Tag elf, bei diesem Wetter jagt man keinen Hund vor die Tür:

Ein Wunder ist geschen. Nicht gerade ein Weihnachtswunder, aber dennoch so bemerkenswert, dass ich meine Füße beschwingt aus dem Bett schmeiße und meinen alabasternen Kadaver gleich hinterher. Es ist kurz nach sechs Uhr am Morgen, als ich meine Äuglein öffne.

Die innere Uhr, Taktgeber meines Lebens, Zuchtmeister meiner Zeit, hat zwar nicht versagt, aber geschlampt.

Freudig mit Kännchen und Tasse klappernd, bereite ich mir den ersten Espresso zu. Der Hund schiebt abgeklärt seine schwarze Nase unter der Decke hervor, betrachtet mich und mein Tun mit ausgeprägter Skepsis und schnarcht dann weiter.
Auf, auf Geselle, Begleiter meines unwürdigen, irdischen Jammertals, schwing die Hufe, besser die Pfoten, lass uns vorwärts stürmen, wo Engel furchtsam weichen. Ne, das ist Star Trek. Und so früh am Morgen, in der Dunkelheit, bekomme ich die Töle noch nicht aus dem Bett.
Immerhin habe ich eine viertel Stunde länger geschlafen.
Dann ich wasche ich eben ab. Zu Tasse, Teller und Messer sind noch ein Teelöffel und ein Glas gekommen.
Außerdem ist eine Woche vergangen, sodass ich den Computer anschmeiße, ihn mit dem Handy, dem Smartphone koppele, um eine Internetverbindung herzustellen und endlich ein Update des Virusprogramms installieren kann.
Egal, dass ich dabei einen großen Teil meines Datenvolumens verbrauche, ich war nie der große Surfer im Internet.

Die Anbindung ist dabei so langsam, dass ich befürchten muss, mein Laptop schläft in der Zwischenzeit ein.

Doch der kleine Tisch in meinem Appartement ist belegt, so dass ich nichts weiter tun kann, als mit dem Hund eine ausgedehnte Frührunde zu laufen und ein bisschen Window Shopping zu veranstalten. Die günstigste Variante des Einkaufsbummels und deshalb, besonders im Urlaub, für mich sehr attraktiv.

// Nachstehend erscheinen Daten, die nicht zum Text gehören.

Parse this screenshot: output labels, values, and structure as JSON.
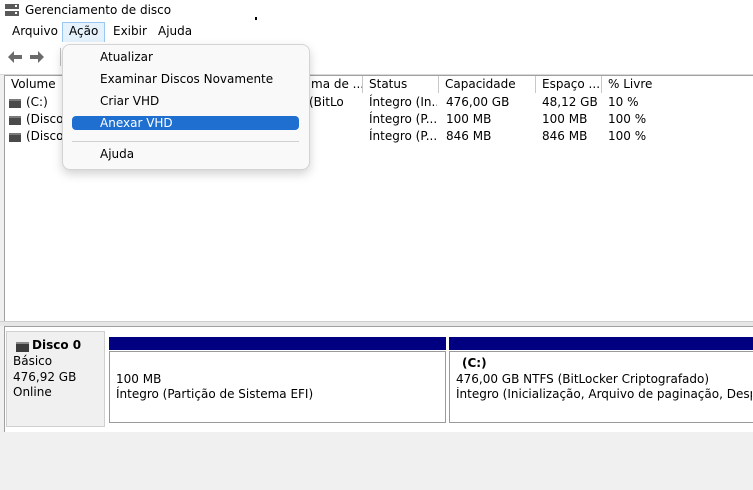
{
  "window": {
    "title": "Gerenciamento de disco"
  },
  "menubar": [
    "Arquivo",
    "Ação",
    "Exibir",
    "Ajuda"
  ],
  "dropdown": {
    "items": [
      "Atualizar",
      "Examinar Discos Novamente",
      "Criar VHD",
      "Anexar VHD",
      "Ajuda"
    ],
    "highlighted": "Anexar VHD"
  },
  "columns": [
    "Volume",
    "ma de ...",
    "Status",
    "Capacidade",
    "Espaço ...",
    "% Livre"
  ],
  "volumes": [
    {
      "name": "(C:)",
      "fs": "(BitLo",
      "status": "Íntegro (In...",
      "capacity": "476,00 GB",
      "free": "48,12 GB",
      "pct": "10 %"
    },
    {
      "name": "(Disco 0",
      "fs": "",
      "status": "Íntegro (P...",
      "capacity": "100 MB",
      "free": "100 MB",
      "pct": "100 %"
    },
    {
      "name": "(Disco 0",
      "fs": "",
      "status": "Íntegro (P...",
      "capacity": "846 MB",
      "free": "846 MB",
      "pct": "100 %"
    }
  ],
  "disk0": {
    "name": "Disco 0",
    "type": "Básico",
    "size": "476,92 GB",
    "state": "Online",
    "partitions": [
      {
        "title": "",
        "size": "100 MB",
        "desc": "Íntegro (Partição de Sistema EFI)"
      },
      {
        "title": "(C:)",
        "size": "476,00 GB NTFS (BitLocker Criptografado)",
        "desc": "Íntegro (Inicialização, Arquivo de paginação, Despejo de"
      }
    ]
  },
  "colors": {
    "partition_bar": "#000080",
    "highlight": "#1f6fd1"
  },
  "icons": [
    "disk-management-icon",
    "back-arrow-icon",
    "forward-arrow-icon",
    "volume-icon",
    "hard-disk-icon"
  ]
}
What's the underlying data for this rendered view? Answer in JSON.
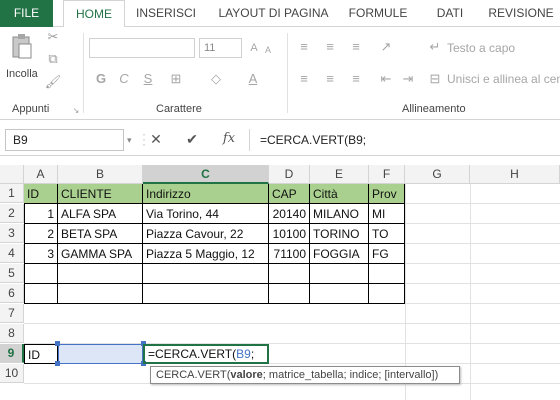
{
  "tabs": [
    "FILE",
    "HOME",
    "INSERISCI",
    "LAYOUT DI PAGINA",
    "FORMULE",
    "DATI",
    "REVISIONE"
  ],
  "ribbon": {
    "paste_label": "Incolla",
    "clipboard_group": "Appunti",
    "font_group": "Carattere",
    "font_size": "11",
    "bold": "G",
    "italic": "C",
    "underline": "S",
    "alignment_group": "Allineamento",
    "wrap_text": "Testo a capo",
    "merge_center": "Unisci e allinea al centro"
  },
  "formula_bar": {
    "name_box": "B9",
    "cancel": "✕",
    "enter": "✔",
    "fx": "fx",
    "formula": "=CERCA.VERT(B9;"
  },
  "columns": [
    "A",
    "B",
    "C",
    "D",
    "E",
    "F",
    "G",
    "H"
  ],
  "rows": [
    "1",
    "2",
    "3",
    "4",
    "5",
    "6",
    "7",
    "8",
    "9",
    "10"
  ],
  "table": {
    "headers": [
      "ID",
      "CLIENTE",
      "Indirizzo",
      "CAP",
      "Città",
      "Prov"
    ],
    "rows": [
      [
        "1",
        "ALFA SPA",
        "Via Torino, 44",
        "20140",
        "MILANO",
        "MI"
      ],
      [
        "2",
        "BETA SPA",
        "Piazza Cavour, 22",
        "10100",
        "TORINO",
        "TO"
      ],
      [
        "3",
        "GAMMA SPA",
        "Piazza 5 Maggio, 12",
        "71100",
        "FOGGIA",
        "FG"
      ]
    ]
  },
  "row9": {
    "a": "ID",
    "formula_prefix": "=CERCA.VERT(",
    "formula_ref": "B9",
    "formula_suffix": ";"
  },
  "tooltip": {
    "fn": "CERCA.VERT(",
    "arg1": "valore",
    "rest": "; matrice_tabella; indice; [intervallo])"
  },
  "colors": {
    "accent": "#217346",
    "header_fill": "#a9d08e",
    "ref_blue": "#4472c4",
    "selected_fill": "#dde6f6"
  }
}
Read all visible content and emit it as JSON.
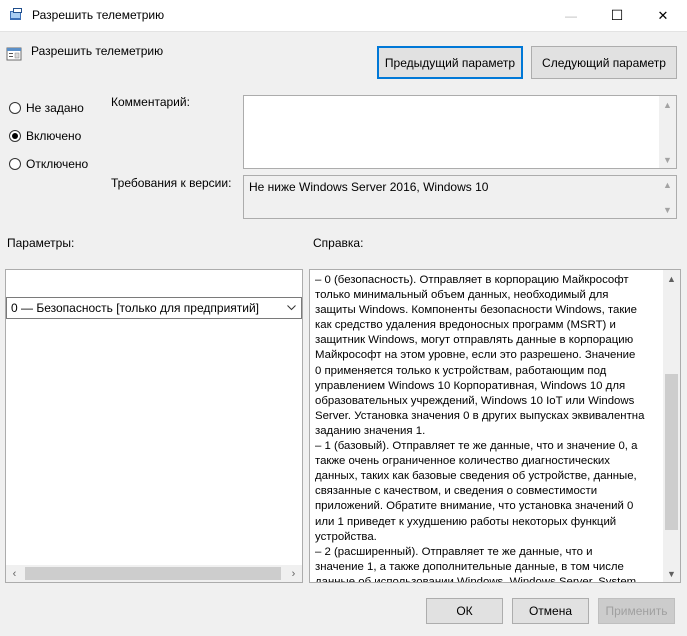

Der Winter ist zurück. Mit aller Macht.

Das Meer tost und wütet. Mit Urgewalt werfen sich die heranrollenden Wellen gegen die Deiche und Bollwerke, geschaffen von Menschenhand. Fast scheint es, als wolle es mit gewaltigen Klauen das Land unersättlich herausreißen.
Der Sturm brüllt und tobt mit großer Kraft.
Die Wolken jagen, zerrissen, über den Himmel. Dahinter leuchten das Blau des Firmaments und die fahle Wintersonne.
Hagel peitscht das Gesicht und Möven stehen wie schwerelos in der stürmischen Luft oder stürzen sich kreischend zum Ozean herab.

Möven
Möven im Wintersturm

Die Spitzen ihrer Flügel durchschneiden dabei die Gischt der schäumenden Wellen, doch die sturmerprobten Vögel scheinen den wilden Ritt zu genießen.
Mit zarten Farben und doch durch nichts zu zerstören, wölbt sich ein Regenbogen über der Szenerie und verleit dem Chaos Ruhe.
Der Mensch, ich, fühlt sich, wie einst der Fischer, der seinen kargen Lebensunterhalt im Kampf mit den wütenden Elementen der Natur abtrotze, in seinem Nachen die See bezwang, auf dem doch jeder Fehler tödlich sein konnte.
Schauer umströmen mich, sowohl vor Kälte als auch vor Ehrfurcht.
Gleich dem harten Seemann an der Reling, stehe ich an der Kante der steinernen Bewehrung und trotze dem Spektakel.
Na gut, wenns mir zu viel wird, gehe ich in ein nettes kleines Kaffeehaus, trinke einen Tee und labe mich an einem Stückchen Kuchen. Das ist der Unterschied zwischen dem tapferen Recken der See und mir.
Außerdem findets die Töle ziemlich blöd. Seine Ohren flattern unkontrolliert im Wind und bei dem Sauwetter geht die Zahl der potentiellen Spielkameraden praktisch gegen Null.
Dazu kommt, dass ihm kalt ist, er ist als echter Südländer für diesen Aufruhr der Naturgewalten definitiv nicht geschaffen. Ihm liegt mehr die Schwalbe, also die Fußballerische. Bevor ein Gegner mehr als zwei Meter an ihn rankommt, schmeißt er sich bereits Zeter und Mordio bellend zu Boden. Ein Quell ständigen Amüsement.